A title card begins the film informing the viewer “There are 666 portals that connect this world to the other side. These are concealed from all human beings. Somewhere in Japan exists the 444th portal.” From here the film sets a marvelous tone for things to come. A classic looking Samurai is surrounded by zombies on all sides. Seconds later, and after lightning fast strokes, the zombies fall in tandem as if they were yakuza falling to the blade of the great Samurai masters such as Toshiro Mifune’s Yojimbo or Shintaro Katsu’s Zatoichi. When next confronted by a deadly looking monk, our hero charges fearlessly to be…cut in half!?

Suddenly its a present day scene with two prisoners running through a forest, one of whom is our real hero Prisoner KSC2-303 (Tak Sakaguchi). The duo reaches an outcropping and meet a team of yakuza lead by a homicidal maniac played by Kenji Matsuda. The gangsters have a hostage with them. Everything goes insane after KSC2-303 kills a gangster, only to see him re-emerge immediately. In the ensuing melee, the other prisoner is killed then brought back to life and then killed again. KSC2-303 takes this opportunity to escape with the girl.

The gangsters follow only to realize that the forest they are in is the same spot they use to bury the bodies of their victims. Their chase stops when they realize that zombies that they sent to the grave completely surround them. The film goes into overdrive as our hero, the wackiest bunch of yakuza thugs to ever grace the screen, and dozens of flesh eaters do battle in a series of kung fu brawls, shootouts and knife fights. It’s just as cool as it sounds!

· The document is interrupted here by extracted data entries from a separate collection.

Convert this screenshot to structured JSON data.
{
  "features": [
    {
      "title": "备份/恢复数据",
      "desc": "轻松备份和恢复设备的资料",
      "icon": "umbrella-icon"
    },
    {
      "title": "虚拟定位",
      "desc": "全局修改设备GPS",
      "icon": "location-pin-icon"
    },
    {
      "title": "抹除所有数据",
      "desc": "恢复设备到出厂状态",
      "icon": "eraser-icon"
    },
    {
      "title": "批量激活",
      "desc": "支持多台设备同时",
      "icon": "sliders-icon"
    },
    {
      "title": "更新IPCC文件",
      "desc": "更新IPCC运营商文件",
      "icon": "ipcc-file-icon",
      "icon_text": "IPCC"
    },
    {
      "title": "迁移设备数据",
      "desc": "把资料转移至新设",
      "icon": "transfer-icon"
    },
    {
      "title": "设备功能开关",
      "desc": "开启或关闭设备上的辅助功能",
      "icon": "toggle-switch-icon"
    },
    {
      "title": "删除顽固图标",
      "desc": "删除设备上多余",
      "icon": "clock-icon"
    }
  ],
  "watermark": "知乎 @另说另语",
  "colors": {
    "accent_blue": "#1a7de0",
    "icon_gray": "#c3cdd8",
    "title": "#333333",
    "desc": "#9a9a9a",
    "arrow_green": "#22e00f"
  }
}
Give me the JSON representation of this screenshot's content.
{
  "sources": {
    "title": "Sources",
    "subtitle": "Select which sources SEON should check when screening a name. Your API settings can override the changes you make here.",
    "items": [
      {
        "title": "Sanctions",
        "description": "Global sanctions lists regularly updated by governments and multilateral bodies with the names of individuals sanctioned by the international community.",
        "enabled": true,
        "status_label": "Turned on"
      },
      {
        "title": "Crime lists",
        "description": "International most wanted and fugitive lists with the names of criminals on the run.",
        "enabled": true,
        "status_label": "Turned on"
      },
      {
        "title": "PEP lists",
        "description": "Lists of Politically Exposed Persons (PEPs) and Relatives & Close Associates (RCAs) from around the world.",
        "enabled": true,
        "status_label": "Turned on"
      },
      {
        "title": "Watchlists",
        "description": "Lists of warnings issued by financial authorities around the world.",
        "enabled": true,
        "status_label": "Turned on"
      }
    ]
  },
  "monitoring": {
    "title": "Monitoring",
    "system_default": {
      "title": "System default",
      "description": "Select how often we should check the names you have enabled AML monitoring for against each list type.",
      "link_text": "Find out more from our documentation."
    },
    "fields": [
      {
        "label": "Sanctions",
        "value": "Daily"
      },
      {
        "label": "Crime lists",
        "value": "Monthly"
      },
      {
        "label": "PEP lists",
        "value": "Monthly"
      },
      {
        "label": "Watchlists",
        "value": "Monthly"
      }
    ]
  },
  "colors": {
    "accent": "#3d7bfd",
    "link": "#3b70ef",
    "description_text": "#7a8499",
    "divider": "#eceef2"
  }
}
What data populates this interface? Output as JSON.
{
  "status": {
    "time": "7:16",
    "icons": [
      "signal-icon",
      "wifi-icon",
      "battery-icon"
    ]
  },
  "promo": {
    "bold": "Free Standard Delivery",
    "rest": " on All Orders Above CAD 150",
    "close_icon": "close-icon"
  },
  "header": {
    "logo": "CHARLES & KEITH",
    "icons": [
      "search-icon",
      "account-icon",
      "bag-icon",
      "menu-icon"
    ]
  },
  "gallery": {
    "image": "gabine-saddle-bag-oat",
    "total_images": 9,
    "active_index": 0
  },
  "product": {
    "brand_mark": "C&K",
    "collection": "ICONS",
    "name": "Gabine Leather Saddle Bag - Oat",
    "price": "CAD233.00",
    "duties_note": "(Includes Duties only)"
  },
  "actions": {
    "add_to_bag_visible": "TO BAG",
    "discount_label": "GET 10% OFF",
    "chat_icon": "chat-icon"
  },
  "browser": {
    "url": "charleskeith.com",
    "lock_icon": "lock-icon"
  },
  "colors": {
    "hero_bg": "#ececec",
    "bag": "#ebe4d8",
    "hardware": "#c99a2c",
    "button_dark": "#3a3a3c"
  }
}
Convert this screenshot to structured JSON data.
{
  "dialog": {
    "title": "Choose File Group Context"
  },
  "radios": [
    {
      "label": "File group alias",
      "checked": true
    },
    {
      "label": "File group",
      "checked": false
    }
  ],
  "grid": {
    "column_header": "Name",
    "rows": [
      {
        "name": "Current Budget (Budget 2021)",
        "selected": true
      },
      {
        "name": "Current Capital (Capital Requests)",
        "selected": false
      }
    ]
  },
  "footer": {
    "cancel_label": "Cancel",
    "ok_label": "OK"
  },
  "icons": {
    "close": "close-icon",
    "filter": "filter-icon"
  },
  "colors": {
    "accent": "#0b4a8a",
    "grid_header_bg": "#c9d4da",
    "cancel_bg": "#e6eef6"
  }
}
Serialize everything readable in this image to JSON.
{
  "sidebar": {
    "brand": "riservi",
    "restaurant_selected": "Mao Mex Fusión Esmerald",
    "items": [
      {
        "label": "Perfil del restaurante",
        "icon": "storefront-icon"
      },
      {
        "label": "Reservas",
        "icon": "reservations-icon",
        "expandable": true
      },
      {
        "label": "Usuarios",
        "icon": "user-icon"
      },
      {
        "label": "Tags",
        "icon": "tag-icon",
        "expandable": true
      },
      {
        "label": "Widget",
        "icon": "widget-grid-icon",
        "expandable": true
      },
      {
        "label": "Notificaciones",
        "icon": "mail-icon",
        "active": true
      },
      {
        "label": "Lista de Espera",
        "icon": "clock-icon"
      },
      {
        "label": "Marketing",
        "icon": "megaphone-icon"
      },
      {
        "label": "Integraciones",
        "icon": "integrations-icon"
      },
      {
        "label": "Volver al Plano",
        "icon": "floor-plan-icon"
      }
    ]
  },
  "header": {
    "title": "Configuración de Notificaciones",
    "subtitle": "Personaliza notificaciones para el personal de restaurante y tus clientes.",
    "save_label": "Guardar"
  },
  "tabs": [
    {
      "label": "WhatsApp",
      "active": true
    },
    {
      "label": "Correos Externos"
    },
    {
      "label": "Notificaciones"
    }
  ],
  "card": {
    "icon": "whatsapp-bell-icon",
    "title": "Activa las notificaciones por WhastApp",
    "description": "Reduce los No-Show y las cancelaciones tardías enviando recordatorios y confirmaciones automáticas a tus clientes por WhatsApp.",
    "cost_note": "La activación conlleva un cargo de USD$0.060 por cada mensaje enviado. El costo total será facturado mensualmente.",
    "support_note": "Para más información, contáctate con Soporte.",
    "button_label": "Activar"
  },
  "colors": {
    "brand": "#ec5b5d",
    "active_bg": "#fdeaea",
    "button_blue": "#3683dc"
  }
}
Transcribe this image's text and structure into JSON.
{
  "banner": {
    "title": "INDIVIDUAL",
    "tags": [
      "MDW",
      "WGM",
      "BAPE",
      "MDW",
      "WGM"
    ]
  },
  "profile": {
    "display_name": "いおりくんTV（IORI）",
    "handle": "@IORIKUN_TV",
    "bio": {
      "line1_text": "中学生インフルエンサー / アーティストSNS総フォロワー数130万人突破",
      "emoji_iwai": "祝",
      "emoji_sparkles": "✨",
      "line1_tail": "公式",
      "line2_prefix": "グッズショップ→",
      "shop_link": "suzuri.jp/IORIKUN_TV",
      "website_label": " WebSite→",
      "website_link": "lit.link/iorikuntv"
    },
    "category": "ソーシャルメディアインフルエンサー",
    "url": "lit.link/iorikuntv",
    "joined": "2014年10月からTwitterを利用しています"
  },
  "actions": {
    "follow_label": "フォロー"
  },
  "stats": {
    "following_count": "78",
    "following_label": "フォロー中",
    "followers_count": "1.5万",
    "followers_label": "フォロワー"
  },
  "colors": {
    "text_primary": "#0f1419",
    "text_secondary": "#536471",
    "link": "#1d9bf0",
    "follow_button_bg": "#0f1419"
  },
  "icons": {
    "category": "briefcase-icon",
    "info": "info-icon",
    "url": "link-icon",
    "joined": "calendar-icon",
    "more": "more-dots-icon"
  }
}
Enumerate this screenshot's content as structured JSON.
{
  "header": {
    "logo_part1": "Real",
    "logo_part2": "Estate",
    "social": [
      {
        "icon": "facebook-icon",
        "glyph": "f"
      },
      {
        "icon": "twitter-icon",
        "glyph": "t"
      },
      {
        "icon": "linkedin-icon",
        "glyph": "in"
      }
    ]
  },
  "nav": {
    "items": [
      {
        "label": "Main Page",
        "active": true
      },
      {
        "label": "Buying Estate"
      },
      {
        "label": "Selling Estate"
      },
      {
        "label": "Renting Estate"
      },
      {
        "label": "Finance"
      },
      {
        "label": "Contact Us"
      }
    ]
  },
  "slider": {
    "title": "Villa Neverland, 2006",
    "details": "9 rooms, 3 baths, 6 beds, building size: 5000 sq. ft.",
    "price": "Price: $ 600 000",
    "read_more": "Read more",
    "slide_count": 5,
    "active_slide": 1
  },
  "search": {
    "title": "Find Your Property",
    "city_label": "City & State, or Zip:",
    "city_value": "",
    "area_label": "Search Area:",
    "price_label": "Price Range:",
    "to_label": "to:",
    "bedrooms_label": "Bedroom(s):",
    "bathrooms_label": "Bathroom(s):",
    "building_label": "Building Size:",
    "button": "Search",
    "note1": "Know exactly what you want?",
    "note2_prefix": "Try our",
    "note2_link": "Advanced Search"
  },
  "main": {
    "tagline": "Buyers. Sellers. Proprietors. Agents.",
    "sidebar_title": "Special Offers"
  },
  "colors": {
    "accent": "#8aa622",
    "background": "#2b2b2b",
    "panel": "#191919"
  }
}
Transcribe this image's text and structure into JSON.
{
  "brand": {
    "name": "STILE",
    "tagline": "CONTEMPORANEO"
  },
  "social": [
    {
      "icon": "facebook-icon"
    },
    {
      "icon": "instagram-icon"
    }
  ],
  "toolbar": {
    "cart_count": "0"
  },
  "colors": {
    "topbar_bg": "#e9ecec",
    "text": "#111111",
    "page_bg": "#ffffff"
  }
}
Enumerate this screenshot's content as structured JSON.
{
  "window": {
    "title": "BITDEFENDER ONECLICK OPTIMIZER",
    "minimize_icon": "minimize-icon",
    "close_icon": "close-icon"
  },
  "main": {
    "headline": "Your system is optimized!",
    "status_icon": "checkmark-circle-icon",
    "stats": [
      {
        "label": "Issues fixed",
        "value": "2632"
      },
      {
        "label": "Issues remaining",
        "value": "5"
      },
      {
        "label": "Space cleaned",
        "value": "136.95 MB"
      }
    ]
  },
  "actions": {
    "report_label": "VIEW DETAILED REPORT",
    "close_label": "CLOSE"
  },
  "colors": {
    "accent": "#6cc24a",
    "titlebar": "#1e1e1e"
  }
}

The film takes a dramatic turn with the introduction of The Man (Hideo Sakaki). Sakaki’s character is revealed to be the sorcerer who cut down the zombie killer Samurai hundreds of years before at the film’s beginning. The Man reveals that he is settling an ancient feud between himself and KSC2-303, who is the reincarnated descendant of The Man’s ancient nemesis. The winner of the fight will be granted immortality by the portal described in the opening credits. Ending the film is an epic sword fight that puts most fights to shame in Western cinema.

While there are higher profile films to come out of Japan in the last few years, Versus is just as entertaining as Ringu, Battle Royale or Audition. Director by Ryuhei Kitamura gleefully throws together a mishmash of genre with Zombies, Martial Arts, Gangsters, and Fantasy all taking center stage at one point or another in the movie. The film has a rabid energy close to the feeling of an early Sam Raimi effort with its low budget constraints actually adding to the picture’s charm. The film is exciting and uses self-aware humor to keep the proceedings light and entertaining.

Helping the film is a quartet of performers that have become Kitamura’s stock company. Tak Sakaguchi oozes cool as the film’s antihero. As the strong, silent type Sakaguchi shines mainly in the action scenes, as in the romantic subplot with Chieko Misaka. Of the villains, no one is cooler (or crazier) than Kenji Matsuda. He’s just so funny as the zany yakuza leader who loves to use his butterfly knife. It’s almost as if he’s channeling the Joker with his flamboyant, over the top mannerisms and psychotic nature. Minoru Matsumoto’s nervous yakuza is also very funny as he plays a jittery gangster who starts freaking out at the first sight of zombies. A running joke where Matsumoto’s character is able to produce gun after gun from his pants is very funny. Lastly Hideo Sakaki’s The Man is a super cool Japanese version of a Highlander. The Man is nearly immortal and his confrontation with his life long nemesis is just what it should be. It’s amazing how well the fight is choreographed and shot, considering the movie’s budget.

Each of these picture are proof that huge production values are not necessarily needed to produce a successful and fun movie. What you do need is a director that understands what his audience wants and what direction to take the film. Of the three films here, Junk is closest in tone to classic Zombie Film, but that also makes it a bit generic compared to the out of control efforts of the other two movies. All three are able to break down the walls of culture to present films that are universally entertaining to all audiences. Audiences love for the walking dead is one that is unending, and its going to take more than a bullet to the brain to the stop it.